Hey, Romney and Obama aren't that different

But interviews with people from the candidates’ overlapping realms — at Harvard, in the health care policy arena and in politics — yield similar observations about their personalities and their leadership and decision-making styles. Both are analytical introverts operating in a province of extroverts…

Neither candidate has much stomach for small talk or idle chatter. They have both been called difficult to know and even aloof at times. But if they were to convene for, say, a chicken barbecue — not likely, but whatever — they could explore some shared affinities and experiences. After-dinner, for instance, maybe over plates of pie (enjoyed by both), Mr. Obama and Mr. Romney could play the “did you know” game from their Harvard days or name-check the policy experts they consulted during their respective health care overhauls…
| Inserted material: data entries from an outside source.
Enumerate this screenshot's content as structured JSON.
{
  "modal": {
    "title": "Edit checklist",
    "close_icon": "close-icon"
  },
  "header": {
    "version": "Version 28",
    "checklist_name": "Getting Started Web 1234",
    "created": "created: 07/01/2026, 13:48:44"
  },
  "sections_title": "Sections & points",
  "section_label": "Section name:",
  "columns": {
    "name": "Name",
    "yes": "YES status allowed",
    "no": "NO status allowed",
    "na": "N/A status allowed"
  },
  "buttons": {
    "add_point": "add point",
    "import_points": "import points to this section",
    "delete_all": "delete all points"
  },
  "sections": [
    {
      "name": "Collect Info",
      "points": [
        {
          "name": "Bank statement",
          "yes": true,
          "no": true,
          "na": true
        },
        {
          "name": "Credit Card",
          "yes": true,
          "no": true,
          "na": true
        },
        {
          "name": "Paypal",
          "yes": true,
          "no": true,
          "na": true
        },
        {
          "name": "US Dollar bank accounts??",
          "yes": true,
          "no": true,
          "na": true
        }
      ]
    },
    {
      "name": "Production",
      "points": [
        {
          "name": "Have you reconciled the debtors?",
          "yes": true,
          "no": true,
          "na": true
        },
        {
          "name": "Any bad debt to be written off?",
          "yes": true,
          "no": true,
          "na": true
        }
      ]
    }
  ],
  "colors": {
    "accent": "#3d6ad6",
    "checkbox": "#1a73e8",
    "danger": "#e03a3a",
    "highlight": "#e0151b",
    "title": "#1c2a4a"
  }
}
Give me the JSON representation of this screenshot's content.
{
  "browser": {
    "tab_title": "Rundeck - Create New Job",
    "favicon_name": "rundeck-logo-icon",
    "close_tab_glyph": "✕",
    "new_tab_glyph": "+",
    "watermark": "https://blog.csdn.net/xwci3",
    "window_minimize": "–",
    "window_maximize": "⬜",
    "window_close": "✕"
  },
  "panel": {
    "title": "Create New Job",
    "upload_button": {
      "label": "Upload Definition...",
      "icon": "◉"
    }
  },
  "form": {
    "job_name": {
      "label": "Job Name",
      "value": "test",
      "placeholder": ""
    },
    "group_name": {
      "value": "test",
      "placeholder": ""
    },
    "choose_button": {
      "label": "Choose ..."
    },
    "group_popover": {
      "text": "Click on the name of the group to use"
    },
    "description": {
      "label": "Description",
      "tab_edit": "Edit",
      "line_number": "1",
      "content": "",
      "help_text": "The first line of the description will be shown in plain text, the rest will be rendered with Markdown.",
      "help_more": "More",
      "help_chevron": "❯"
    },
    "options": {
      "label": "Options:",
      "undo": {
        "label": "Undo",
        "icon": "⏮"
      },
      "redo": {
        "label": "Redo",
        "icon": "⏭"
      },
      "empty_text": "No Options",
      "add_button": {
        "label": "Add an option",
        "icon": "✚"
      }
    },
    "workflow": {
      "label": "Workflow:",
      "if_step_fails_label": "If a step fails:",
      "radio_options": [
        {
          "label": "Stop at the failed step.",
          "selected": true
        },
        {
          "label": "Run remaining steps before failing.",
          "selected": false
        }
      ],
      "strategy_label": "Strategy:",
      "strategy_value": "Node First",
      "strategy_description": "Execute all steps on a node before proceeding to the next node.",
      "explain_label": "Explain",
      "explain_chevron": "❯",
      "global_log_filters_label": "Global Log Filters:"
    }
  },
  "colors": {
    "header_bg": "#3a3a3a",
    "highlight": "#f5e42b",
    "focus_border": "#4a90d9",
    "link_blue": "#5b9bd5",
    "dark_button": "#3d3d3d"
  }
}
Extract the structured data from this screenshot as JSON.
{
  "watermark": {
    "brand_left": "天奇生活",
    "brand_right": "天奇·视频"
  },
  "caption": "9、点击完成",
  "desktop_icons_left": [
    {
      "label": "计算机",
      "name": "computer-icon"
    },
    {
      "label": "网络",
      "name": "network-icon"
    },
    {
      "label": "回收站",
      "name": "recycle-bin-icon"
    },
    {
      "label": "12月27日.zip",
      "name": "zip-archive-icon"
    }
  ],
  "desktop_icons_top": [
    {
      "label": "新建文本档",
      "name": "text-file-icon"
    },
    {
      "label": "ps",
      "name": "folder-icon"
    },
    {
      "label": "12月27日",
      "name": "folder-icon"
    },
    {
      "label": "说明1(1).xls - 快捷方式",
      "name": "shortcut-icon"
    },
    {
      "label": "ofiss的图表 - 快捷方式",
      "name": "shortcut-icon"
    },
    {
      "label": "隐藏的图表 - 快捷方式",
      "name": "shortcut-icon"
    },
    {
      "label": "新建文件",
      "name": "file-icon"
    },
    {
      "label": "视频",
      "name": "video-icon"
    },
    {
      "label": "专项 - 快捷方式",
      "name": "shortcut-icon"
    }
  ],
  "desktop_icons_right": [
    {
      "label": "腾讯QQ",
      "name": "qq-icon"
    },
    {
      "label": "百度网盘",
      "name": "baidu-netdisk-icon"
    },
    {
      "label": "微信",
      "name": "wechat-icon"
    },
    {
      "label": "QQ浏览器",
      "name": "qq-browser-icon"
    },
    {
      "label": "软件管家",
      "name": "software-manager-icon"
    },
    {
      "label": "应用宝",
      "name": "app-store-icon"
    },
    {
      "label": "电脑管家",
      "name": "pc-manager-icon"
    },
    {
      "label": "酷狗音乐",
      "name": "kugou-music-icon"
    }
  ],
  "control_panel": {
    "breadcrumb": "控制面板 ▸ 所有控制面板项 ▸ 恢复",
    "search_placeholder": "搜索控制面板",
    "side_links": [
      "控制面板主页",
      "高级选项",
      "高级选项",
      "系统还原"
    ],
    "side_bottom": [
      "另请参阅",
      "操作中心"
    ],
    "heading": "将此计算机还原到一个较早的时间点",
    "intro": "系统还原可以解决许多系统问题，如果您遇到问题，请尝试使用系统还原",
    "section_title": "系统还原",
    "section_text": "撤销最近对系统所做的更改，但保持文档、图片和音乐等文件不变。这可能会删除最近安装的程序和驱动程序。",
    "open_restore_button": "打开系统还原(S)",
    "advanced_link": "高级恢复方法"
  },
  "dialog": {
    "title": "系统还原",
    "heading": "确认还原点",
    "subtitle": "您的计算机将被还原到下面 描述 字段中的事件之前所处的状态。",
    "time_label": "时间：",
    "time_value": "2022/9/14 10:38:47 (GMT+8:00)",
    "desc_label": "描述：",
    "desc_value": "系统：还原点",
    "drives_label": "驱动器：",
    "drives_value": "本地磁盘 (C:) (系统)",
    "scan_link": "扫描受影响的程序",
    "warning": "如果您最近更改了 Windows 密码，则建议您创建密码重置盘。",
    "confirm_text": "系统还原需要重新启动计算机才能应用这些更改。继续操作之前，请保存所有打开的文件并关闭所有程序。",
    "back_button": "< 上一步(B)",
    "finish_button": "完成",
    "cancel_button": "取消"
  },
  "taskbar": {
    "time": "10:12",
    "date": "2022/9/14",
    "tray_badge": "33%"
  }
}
Mr. Romney “struck me as someone who was more interested in having the job as governor than doing the job,” said Gov. Deval Patrick of Massachusetts, a Democrat and close friend of Mr. Obama who succeeded Mr. Romney. Mr. Patrick said his predecessor, whom he describes as “a gentleman,” seemed to be someone who said to himself, “O.K., I won that, now I’m going to move onto something else.” Former Senate colleagues of Mr. Obama said the same about the future president.

There is a restless quality to both Mr. Obama and Mr. Romney, people close to them say. They spent formative periods living abroad and attended several colleges before carving out political careers as above-it-all outsiders. They had their convictions questioned by ideological purists in their parties (and their religions, too, by others).